Was es mit Macrons europäischem Mega-Gipfel in Prag auf sich hat
Aus einem Fenster der Prager Burg wurden einst zwei Statthalter des Habsburger-Königs Rudolf II. geworfen. Die landeten zwar auf einem Misthaufen und überlebten, doch ihr Rauswurf löste in Folge eine der größten europäischen Katastrophen aus – den 30-jährigen Krieg (1618-48).
Heute, über vierhundert Jahre später, wird die geschichtsträchtige Prager Burg erneut Schauplatz eines historischen Ereignisses sein – mit genau gegenteiligen Zielen: den Frieden in Europa zu erhalten, die Zusammenarbeit zu stärken, die Energieknappheit zu bekämpfen und die Klimakrise einzudämmen.
Dazu werden sich am Donnerstag 44 europäische Staats- und Regierungschefs auf dem Prager Burgberg versammeln – so viele wie nie zu vor, in einem Format, das es bisher so noch nicht gegeben hat: der sogenannten "Europäischen Politischen Gemeinschaft". Nur einer war unerwünscht: Der weißrussische Machthaber Alexander Lukaschenko, wegen seiner Nähe zu Russlands Wladimir Putin.
Mit Ausnahme der dänischen Regierungschefin, die am Donnerstag wegen der Aufarbeitung des Nerze-Skandals in ihrem Parlament nicht fehlen darf, kommen alle zum Mega-Gipfel: die Granden der EU, darunter Kanzler Karl Nehammer, die Staats- und Regierungschefs der Westbalkanstaaten, der Schweiz, Norwegens, Islands und Liechtensteins, Moldaus, Georgiens, der Ukraine, der Türkei und der untereinander verfeindeten Staaten Armenien und Aserbaidschan.
Sogar Großbritanniens Premierministerin Lizz Truss reist an, nachdem zugesichert wurde, dass die am Donnerstag aus der Taufe zu hebende "Europäische Politische Gemeinschaft" absolut nichts mit einer Verpflichtung gegenüber einer europäischen Institution zu tun habe.
Noch auf der Suche
Was die ominöse "Europäische Politische Gemeinschaft" aber genau sein soll, weiß derzeit noch niemand so recht.
Erfunden hat sie Emmanuel Macron.

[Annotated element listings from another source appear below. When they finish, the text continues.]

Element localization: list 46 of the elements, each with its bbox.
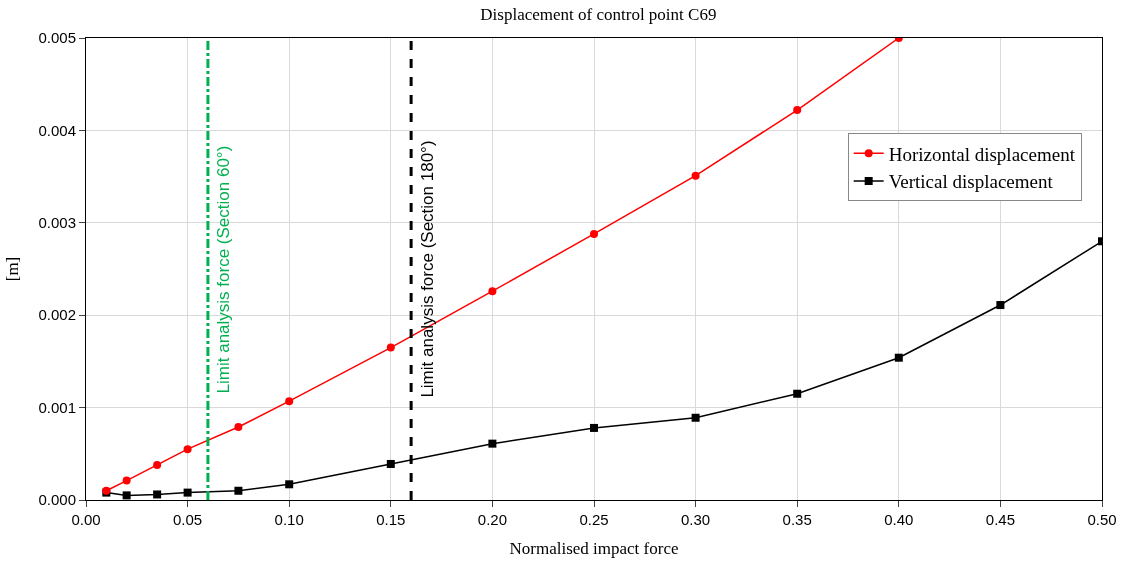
x-tick-label: 0.10 xyxy=(274,511,304,528)
x-tick-label: 0.00 xyxy=(71,511,101,528)
point xyxy=(285,480,294,489)
y-tick-label: 0.005 xyxy=(38,29,76,47)
point xyxy=(122,491,131,500)
point xyxy=(153,460,162,469)
point xyxy=(234,486,243,495)
point xyxy=(488,439,497,448)
x-tick-label: 0.50 xyxy=(1087,511,1117,528)
x-tick-label: 0.30 xyxy=(681,511,711,528)
legend-label: Horizontal displacement xyxy=(888,143,1076,165)
point xyxy=(386,343,395,352)
y-tick-label: 0.001 xyxy=(38,398,76,416)
ref-line-label: Limit analysis force (Section 180°) xyxy=(417,140,437,398)
point xyxy=(183,445,192,454)
legend-label: Vertical displacement xyxy=(888,171,1054,193)
point xyxy=(488,287,497,296)
y-tick-label: 0.002 xyxy=(38,306,76,324)
point xyxy=(285,397,294,406)
point xyxy=(793,106,802,115)
x-axis-title: Normalised impact force xyxy=(509,539,679,559)
x-tick-label: 0.40 xyxy=(884,511,914,528)
x-tick-label: 0.20 xyxy=(477,511,507,528)
y-tick-label: 0.004 xyxy=(38,121,76,139)
point xyxy=(153,490,162,499)
chart-title: Displacement of control point C69 xyxy=(480,5,717,25)
point xyxy=(234,423,243,431)
point xyxy=(386,459,395,468)
point xyxy=(691,413,700,422)
point xyxy=(793,389,802,398)
point xyxy=(590,229,598,238)
y-axis-title: [m] xyxy=(3,256,22,282)
x-tick-label: 0.15 xyxy=(376,511,406,528)
y-tick-label: 0.003 xyxy=(38,214,76,232)
x-tick-label: 0.45 xyxy=(985,511,1015,528)
point xyxy=(996,301,1005,310)
x-tick-label: 0.35 xyxy=(782,511,812,528)
point xyxy=(590,423,598,432)
y-tick-label: 0.000 xyxy=(38,491,76,509)
point xyxy=(122,476,131,485)
point xyxy=(691,171,700,180)
point xyxy=(894,353,903,362)
ref-line-label: Limit analysis force (Section 60°) xyxy=(214,145,234,394)
x-tick-label: 0.25 xyxy=(579,511,609,528)
x-tick-label: 0.05 xyxy=(173,511,203,528)
point xyxy=(183,488,192,497)
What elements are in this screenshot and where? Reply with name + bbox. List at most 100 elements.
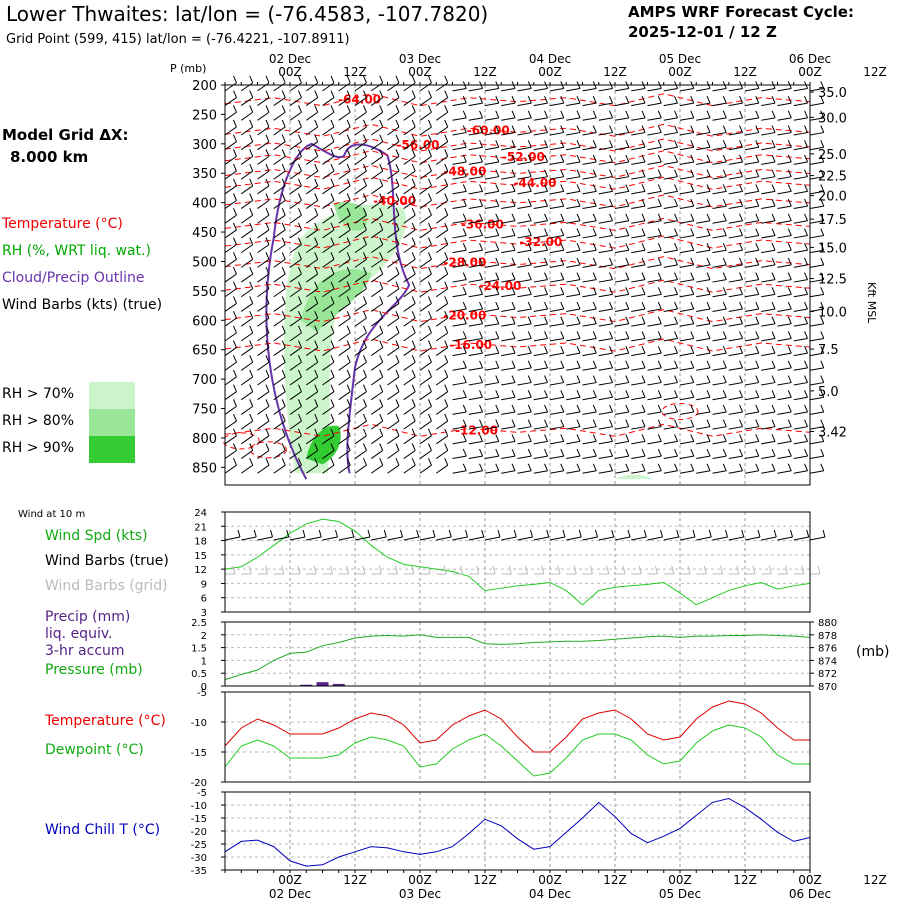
wind-barb bbox=[712, 308, 727, 312]
wind-barb-feather bbox=[265, 325, 270, 334]
wind-barb-feather bbox=[511, 345, 516, 354]
wind-barb bbox=[240, 317, 254, 327]
wind-barb-feather bbox=[674, 287, 678, 295]
wind-barb-feather bbox=[444, 105, 449, 113]
wind-barb bbox=[419, 435, 432, 445]
pressure-tick-label: 350 bbox=[192, 167, 217, 182]
wind-barb bbox=[598, 426, 613, 430]
wind-barb bbox=[533, 249, 548, 254]
wind-barb-feather bbox=[625, 390, 630, 398]
wind-barb bbox=[468, 308, 483, 312]
wind-chill-line-tick-label: -20 bbox=[191, 827, 207, 838]
wind-barb-feather bbox=[444, 193, 449, 201]
wind-barb bbox=[614, 264, 629, 268]
wind-barb bbox=[598, 161, 613, 165]
wind-barb bbox=[338, 214, 351, 224]
bottom-date-label: 04 Dec bbox=[529, 887, 571, 900]
wind-barb-feather bbox=[625, 257, 630, 266]
wind-barb bbox=[419, 391, 432, 401]
wind-barb bbox=[289, 450, 302, 459]
wind-barb-feather bbox=[576, 331, 581, 339]
wind-barb-true bbox=[761, 536, 777, 541]
wind-barb-feather bbox=[363, 105, 367, 113]
wind-barb bbox=[744, 249, 759, 254]
wind-barb bbox=[614, 396, 629, 401]
wind-barb bbox=[793, 308, 808, 312]
wind-barb-feather bbox=[346, 310, 351, 319]
wind-barb-feather bbox=[314, 355, 319, 363]
wind-barb bbox=[354, 111, 367, 121]
wind-barb-feather bbox=[625, 448, 630, 457]
wind-barb-feather bbox=[641, 95, 646, 104]
wind-barb bbox=[354, 185, 367, 195]
wind-barb bbox=[484, 367, 499, 371]
wind-barb bbox=[224, 170, 237, 180]
wind-barb bbox=[452, 411, 467, 415]
wind-barb-feather bbox=[609, 448, 613, 457]
bottom-hour-label: 00Z bbox=[668, 873, 692, 887]
wind-barb bbox=[387, 97, 400, 106]
wind-barb bbox=[549, 146, 564, 151]
wind-barb-feather bbox=[722, 345, 727, 354]
wind-barb-feather bbox=[544, 110, 548, 119]
wind-barb bbox=[435, 214, 449, 224]
wind-barb bbox=[257, 200, 270, 209]
wind-barb-feather bbox=[804, 154, 808, 163]
wind-barb-feather bbox=[592, 434, 597, 442]
wind-barb-feather bbox=[233, 178, 237, 186]
wind-barb bbox=[224, 317, 237, 327]
wind-barb-feather bbox=[395, 163, 400, 172]
wind-barb-feather bbox=[592, 390, 597, 398]
wind-barb-feather bbox=[609, 287, 613, 295]
wind-barb bbox=[224, 111, 237, 121]
wind-barb bbox=[566, 87, 581, 92]
wind-speed-line-tick-label: 6 bbox=[201, 594, 207, 605]
temperature-contour bbox=[224, 217, 811, 231]
height-tick-label: 7.5 bbox=[818, 343, 839, 358]
wind-barb bbox=[224, 361, 237, 371]
wind-barb-feather bbox=[560, 434, 565, 442]
wind-barb bbox=[761, 470, 776, 474]
wind-barb-feather bbox=[281, 149, 286, 157]
wind-barb-true-feather bbox=[383, 529, 387, 538]
wind-barb-feather bbox=[395, 428, 400, 436]
temperature-contour-label: -60.00 bbox=[467, 123, 510, 137]
wind-barb bbox=[224, 214, 237, 224]
wind-barb-feather bbox=[462, 434, 467, 442]
wind-barb-feather bbox=[576, 125, 581, 133]
wind-barb bbox=[468, 352, 483, 357]
wind-barb bbox=[452, 87, 467, 92]
wind-barb-feather bbox=[690, 184, 695, 192]
wind-barb-feather bbox=[625, 213, 630, 222]
wind-barb-feather bbox=[298, 119, 302, 128]
wind-barb bbox=[696, 470, 711, 474]
wind-barb bbox=[354, 347, 367, 356]
height-tick-label: 35.0 bbox=[818, 86, 847, 101]
wind-barb bbox=[614, 235, 629, 239]
wind-barb-feather bbox=[755, 110, 760, 119]
wind-barb bbox=[777, 382, 792, 386]
wind-barb bbox=[517, 205, 532, 210]
wind-barb bbox=[809, 396, 824, 401]
wind-barb-feather bbox=[444, 266, 449, 275]
wind-barb bbox=[533, 426, 548, 430]
wind-barb bbox=[631, 367, 646, 371]
wind-barb bbox=[403, 82, 416, 92]
wind-barbs-true-legend: Wind Barbs (true) bbox=[45, 553, 169, 569]
wind-barb-feather bbox=[511, 243, 516, 251]
wind-barb bbox=[273, 332, 286, 342]
wind-barb bbox=[744, 205, 759, 210]
wind-barb-feather bbox=[395, 384, 400, 392]
wind-barb bbox=[338, 155, 351, 165]
wind-barb bbox=[566, 337, 581, 342]
wind-barb-grid-feather bbox=[638, 565, 642, 575]
wind-barb-feather bbox=[511, 331, 516, 339]
wind-barb-feather bbox=[722, 375, 727, 383]
wind-barb-feather bbox=[462, 360, 467, 369]
wind-barb-feather bbox=[609, 154, 613, 163]
wind-barb bbox=[598, 382, 613, 386]
wind-barb bbox=[419, 170, 432, 180]
wind-barb bbox=[322, 435, 335, 445]
wind-barb bbox=[777, 132, 792, 136]
wind-barb bbox=[338, 347, 351, 356]
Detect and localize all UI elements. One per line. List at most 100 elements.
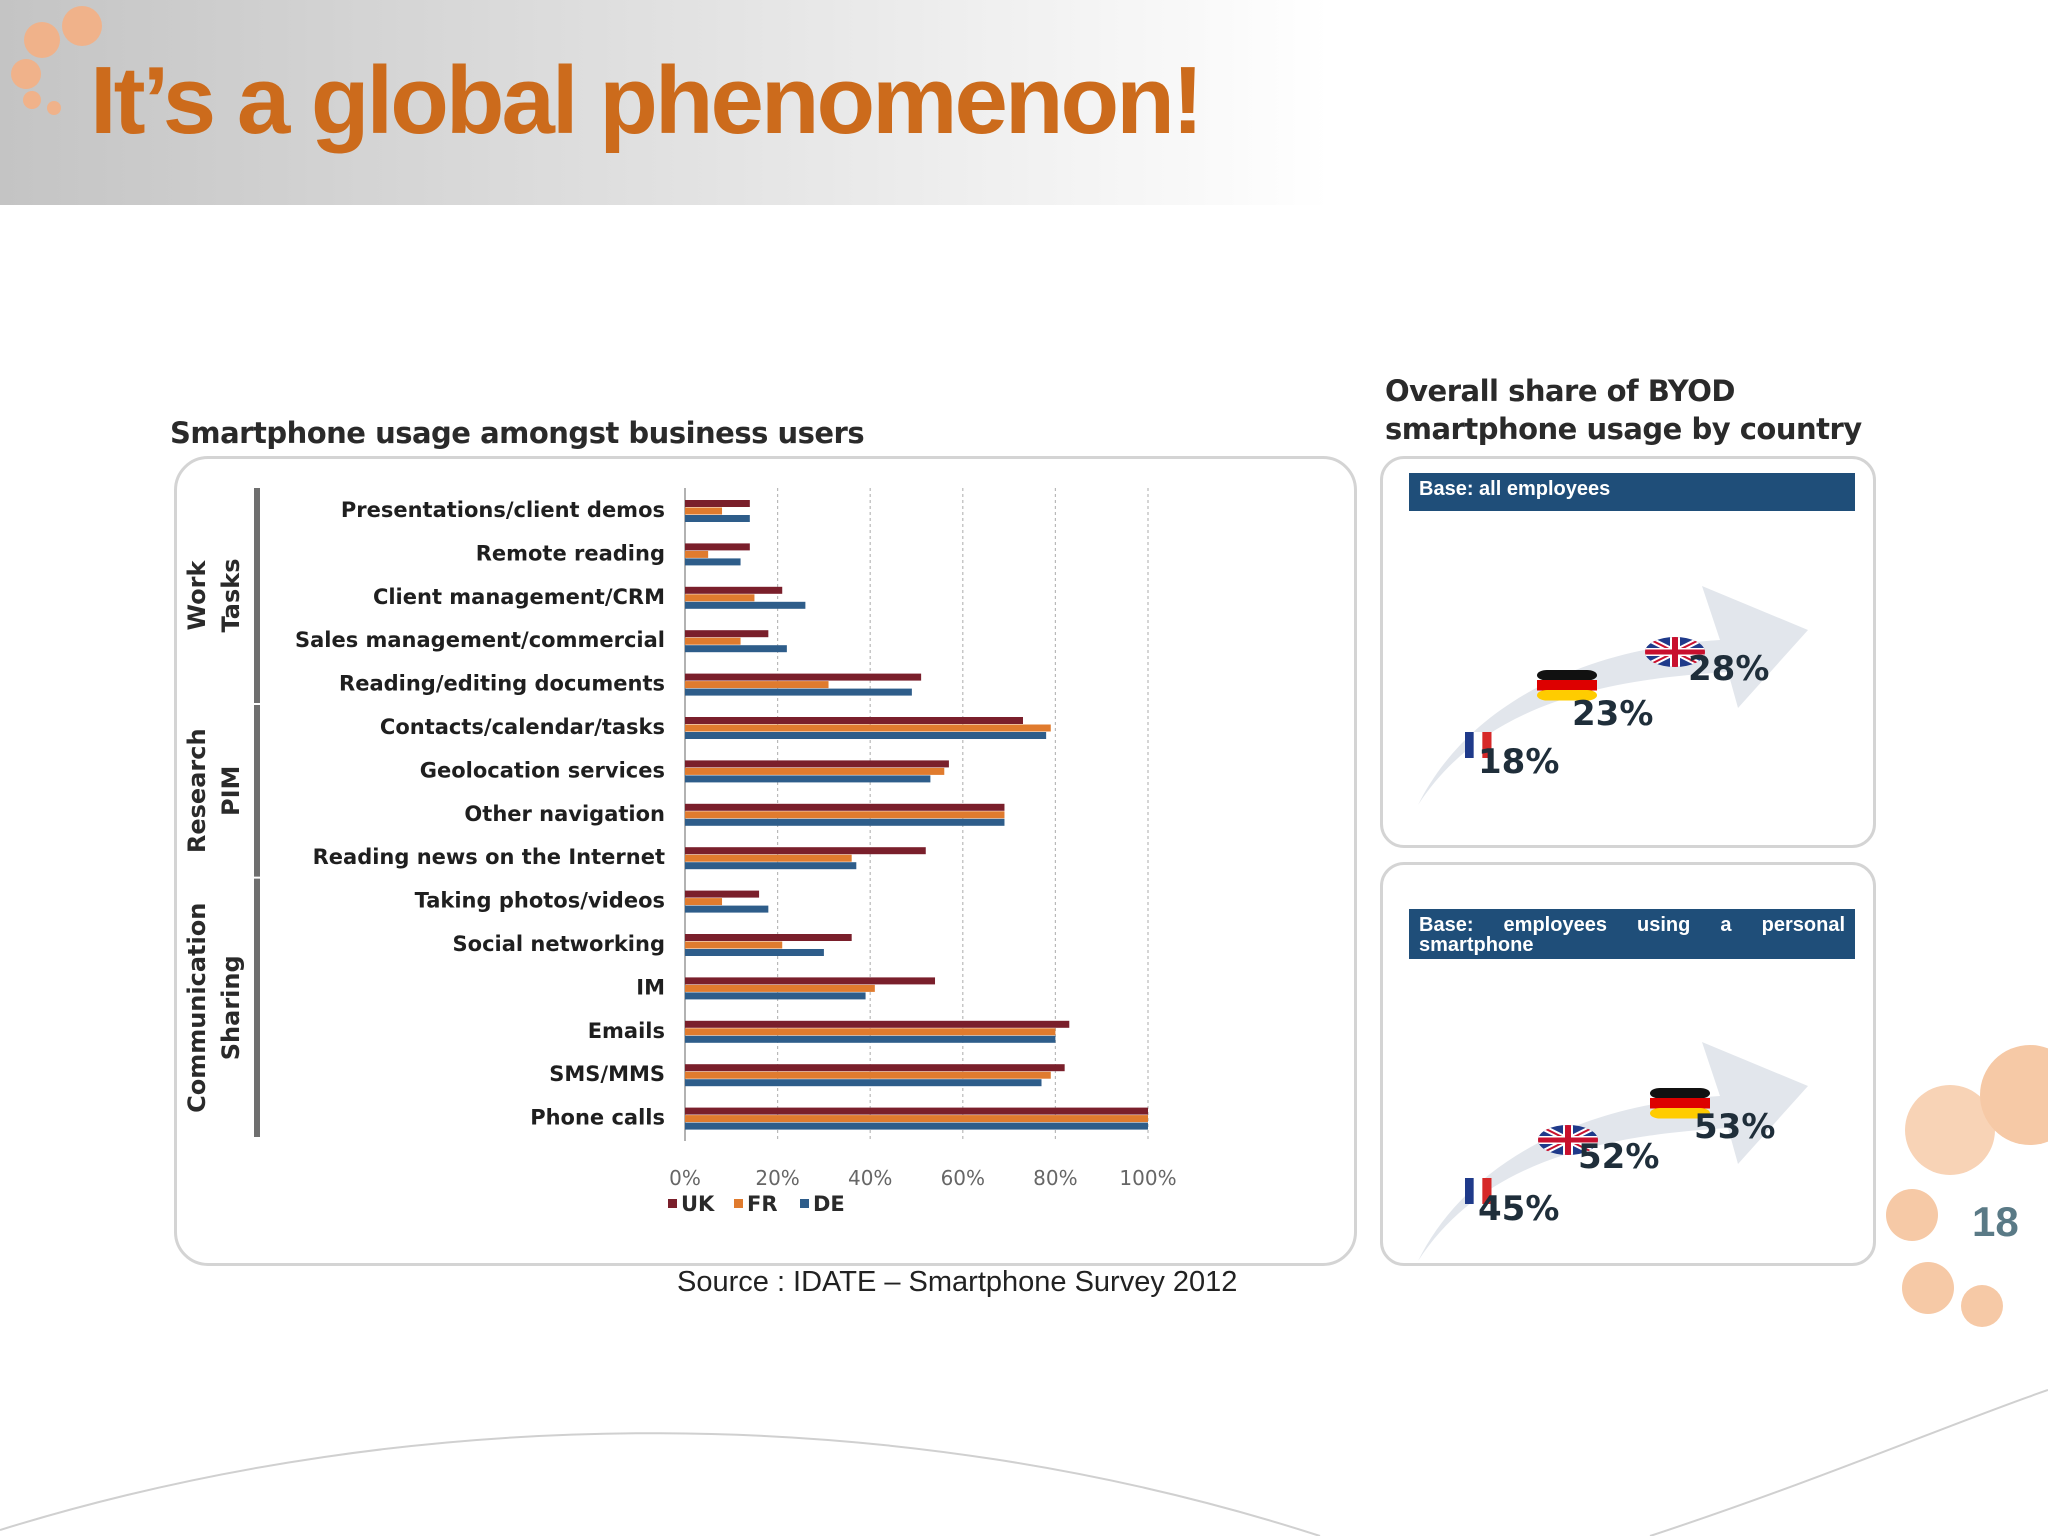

Frankreichs Präsident hatte im Mai, noch unter Schock des russischen Krieges gegen die Ukraine, den Vorschlag vorgelegt: Alle Staaten, die noch nicht zur EU gehören oder auch gar nicht dazu gehören wollen, sollen sich neben der EU zu einer großen politischen Gemeinschaft zusammentun. "Wir müssen ja nicht alle im selben Haus wohnen, aber wir teilen uns dieselbe Straße", sagte Macron. Im Blick hatte er dabei vor allem eine gemeinsame Front gegen Russland.
Einer war unerwünscht
Gesagt, getan – und so treffen einander am Donnerstag erstmals so viele europäische Staats- und Regierungschefs wie nie zuvor. Nur einer ist nicht eingeladen: Weißrusslands Diktator Alexander Lukaschenko war wegen seiner Allianz mit Kremlherrn Putin unerwünscht.
Ob alle Gäste mit großer Begeisterung anreisen, darf bezweifelt werden: Denn vor allem die Westbalkanstaaten "sehen die Initiative mit großer Sorge", schildert Balkanexperte und Politologe an der Uni Graz, Florian Bieber, dem KURIER: "Es klang doch sehr stark nach einer Art potenziellem Abstellgleis für Länder, die der EU noch nicht beigetreten sind. Deswegen war die erste Reaktion sehr skeptisch, was das Positives bringen könnte." Zumal der Vorschlag ausgerechnet von Macron kam – "einem bekannten Skeptiker der EU-Erweiterung", schildert Bieber.
Aber feste Strukturen sollen es nicht werden, versichert man in Brüssel – eher eine "Plattform, um den Dialog und die Kooperation zu fördern". Zwei Mal pro Jahr könnten künftig solche Treffen möglich werden.
Viel Pomp und Trara also um ein Treffen, das wenige Stunden dauern und keine konkreten Beschlüsse bringen wird. 44 europäischen Staats- und Regierungschefs werden an vier Runden Tisch sitzen und sich mit zwei Themen befassen: mit "Stabilität und Sicherheit" sowie mit "Wirtschaft, Energie und Klima".